Tetik en sona geldiği zaman o hep duyduğun “çık” sesini duyuyorsun.

Büyük bir uğultu kulak zarını patlatmadan önce tüfeğindeki saçma dolu fişek derini deliyor, ağzına doluyor, ardından hızlıca beynine doluyor. Açılan tüm deliklerden kan akıyor ağzına doğru, gözlerine doluyor saçma iç kısımdan, patlatıveriyor en değerli organlarını ufak birer sabundan baloncuk gibi. Kafatasın anında parçalanıyor, beynin çorbaya dönüyor. Dünyayı böyle terk etmeyi hak edecek ne yapmıştın ki sen? Fişeğin momentumuyla kafan çok büyük bir hızda geri giderken boynun kırılıyor, parçalanıyor boynundaki birkaç kemik. Tüfeği bırakıyorsun bir anda, devriliyor o da, sen de öbür yana, koltuğun üzerine düşüveriyorsun. Kolların fişeğin şiddetiyle iki yana iki yana açılıveriyor. Ölümün de hayatın gibi. Sesli, vurucu, aniden. Hayat sahnesine çıkan herkes gibi ufacık zamanını iyi değerlendirmiş ol ya da olma, sen artık yoksun.

Hareket edemiyorsun artık. Gözlerin görmüyor. Güzel ipekten örülmüş kolçakları olan sandalyenin dokusunu hissedemiyorsun. Ölümün zarif olmaktan fazlasıyla uzak olmalı. Bedenini bulacak ilk kişi için üzülmeden edemiyorsun. Yarı fonksiyonel ciğerlerin artık hava çekemiyorlar. Seni öldürdükleri gibi kendileri de ölecekler yakında. Kalbin atmıyor artık eskisi gibi heyecanlı şekilde.

Bir saniye. Sen düşünebiliyorsun. Bu nasıl olur? Acı ve kederden kurtulmak, bu kadar kolay mı? Tetiği çek, bilinç harici her şeyden sıyrıl. Bunu anlatmalısın birilerine. Öldükten sonra, aslında ölmüyor muyuz? Ölüler düşünebilir mi? Hareket etmek için uğraşsan da bu karanlıktan nasıl sıyrılabilirsin ki? Beynini dağıttın az önce. Bu bilgiyi nasıl anlatabilirsin ki?

Ölüler acı çekmezler. Sen de çekmiyorsun zaten. Bir anda kurtuldun o pis ciğerlerinden. Ama nefes almıyorsun. Hissetmiyorsun. Sadece… varsın. Bilincinin kapanacağı ânı bekleyeceksin sadece. O an gelince ise dünyadan gideceksin. Zaman kavramın kayboluyor giderek. Öleli ne kadar oldu ki? Bir dakika? Bir saat? On yıl?

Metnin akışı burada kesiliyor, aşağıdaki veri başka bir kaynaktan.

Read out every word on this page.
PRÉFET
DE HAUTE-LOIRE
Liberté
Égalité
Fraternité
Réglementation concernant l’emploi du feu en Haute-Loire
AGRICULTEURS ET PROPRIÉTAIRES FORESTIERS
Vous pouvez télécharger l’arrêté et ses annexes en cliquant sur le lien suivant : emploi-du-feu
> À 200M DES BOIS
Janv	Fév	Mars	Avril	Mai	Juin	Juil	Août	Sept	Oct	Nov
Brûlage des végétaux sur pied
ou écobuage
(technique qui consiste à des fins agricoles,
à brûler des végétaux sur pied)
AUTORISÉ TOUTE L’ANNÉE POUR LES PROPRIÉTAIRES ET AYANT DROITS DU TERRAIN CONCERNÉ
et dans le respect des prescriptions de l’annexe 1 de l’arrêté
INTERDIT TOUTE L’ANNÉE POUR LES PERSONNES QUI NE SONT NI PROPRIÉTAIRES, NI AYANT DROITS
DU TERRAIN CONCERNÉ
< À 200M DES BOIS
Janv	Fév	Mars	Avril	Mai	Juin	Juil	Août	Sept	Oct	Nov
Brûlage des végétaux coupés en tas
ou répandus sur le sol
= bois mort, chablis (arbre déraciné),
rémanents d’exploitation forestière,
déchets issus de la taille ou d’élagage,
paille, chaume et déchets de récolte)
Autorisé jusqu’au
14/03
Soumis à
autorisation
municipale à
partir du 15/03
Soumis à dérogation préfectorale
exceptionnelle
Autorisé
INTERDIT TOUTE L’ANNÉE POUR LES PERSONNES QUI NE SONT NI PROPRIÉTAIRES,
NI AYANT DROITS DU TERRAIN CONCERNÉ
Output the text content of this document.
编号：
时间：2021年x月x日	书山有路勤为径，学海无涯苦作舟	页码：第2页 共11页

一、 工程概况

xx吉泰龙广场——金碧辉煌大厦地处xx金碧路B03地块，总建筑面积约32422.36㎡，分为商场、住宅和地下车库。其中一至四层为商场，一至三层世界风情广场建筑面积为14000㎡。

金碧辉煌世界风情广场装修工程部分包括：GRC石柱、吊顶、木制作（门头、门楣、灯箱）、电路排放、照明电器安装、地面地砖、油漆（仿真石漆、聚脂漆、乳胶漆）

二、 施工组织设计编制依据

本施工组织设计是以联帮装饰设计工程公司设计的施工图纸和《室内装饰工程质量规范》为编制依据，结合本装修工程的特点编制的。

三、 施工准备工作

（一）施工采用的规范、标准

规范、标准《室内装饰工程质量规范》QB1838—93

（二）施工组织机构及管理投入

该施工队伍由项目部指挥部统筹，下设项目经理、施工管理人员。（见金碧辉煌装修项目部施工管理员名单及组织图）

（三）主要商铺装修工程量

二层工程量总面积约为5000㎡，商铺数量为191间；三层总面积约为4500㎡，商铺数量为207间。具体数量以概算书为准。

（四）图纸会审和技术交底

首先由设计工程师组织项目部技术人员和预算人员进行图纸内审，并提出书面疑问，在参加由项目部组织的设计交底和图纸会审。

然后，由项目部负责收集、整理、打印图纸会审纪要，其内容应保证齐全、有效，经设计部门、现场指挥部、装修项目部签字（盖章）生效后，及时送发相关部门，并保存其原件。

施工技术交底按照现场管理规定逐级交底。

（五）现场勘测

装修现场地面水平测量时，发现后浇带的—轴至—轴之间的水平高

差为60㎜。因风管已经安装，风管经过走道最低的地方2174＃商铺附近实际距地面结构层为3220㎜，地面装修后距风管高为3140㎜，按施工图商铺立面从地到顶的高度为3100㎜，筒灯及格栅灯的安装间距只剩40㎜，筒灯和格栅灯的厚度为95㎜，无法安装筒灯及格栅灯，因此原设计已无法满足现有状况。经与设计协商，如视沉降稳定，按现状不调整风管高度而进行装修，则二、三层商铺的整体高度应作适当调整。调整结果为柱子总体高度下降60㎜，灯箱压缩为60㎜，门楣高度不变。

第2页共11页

Bilinç öyle zehirli bir şeydir ki, Âdem ve Havva’nın cennetten kovulmasına sebep olmuştur. Bilincinden uzak mısın yoksa kendin mi bir bilinçsin? Karanlığın en sonunda ışık yok burada. Yapayalnızsın, kapkaranlıktasın. Hayatını düşünmeden edemiyorsun. Yaptıklarını zihninden geçiriyorsun, hatırladığın her saati ve her günü. Hayatı yaşanılır kılan her an, senin için zihninden geçirmeye değer. Sonuçta yapacak başka bir işin var mı? Sen bir bilinçsin. Karanlıktaki bir ses. Bir karıncadan daha zararsız, en sessiz odadan bile daha sedasız. Ruhsuz. Ölümsüz. Hiçbir şey hissetmiyorsun bile.

En başlarda iyiyken bu yalnızlık, yavaş yavaş canın sıkılmaya başlıyor. Ne düşünebilirsin ki bu karanlıkta? Hayatını, yüzlerce kez. Belki binlerce. Cesedini buldular mı? Bedenini götürdüler mi olduğu yerden, gömdüler mi seni? Belki de naaşın İngiltere’ye geri götürüldü. Bunlar seni alakadar ediyor mu ki gerçi, ne fark eder ki? Cesedine tecavüz etmiş olsalar umurunda olur muydu ki sanki? Derinlerde bir yerlerde de olsa, biraz umursadığını fark ediyorsun.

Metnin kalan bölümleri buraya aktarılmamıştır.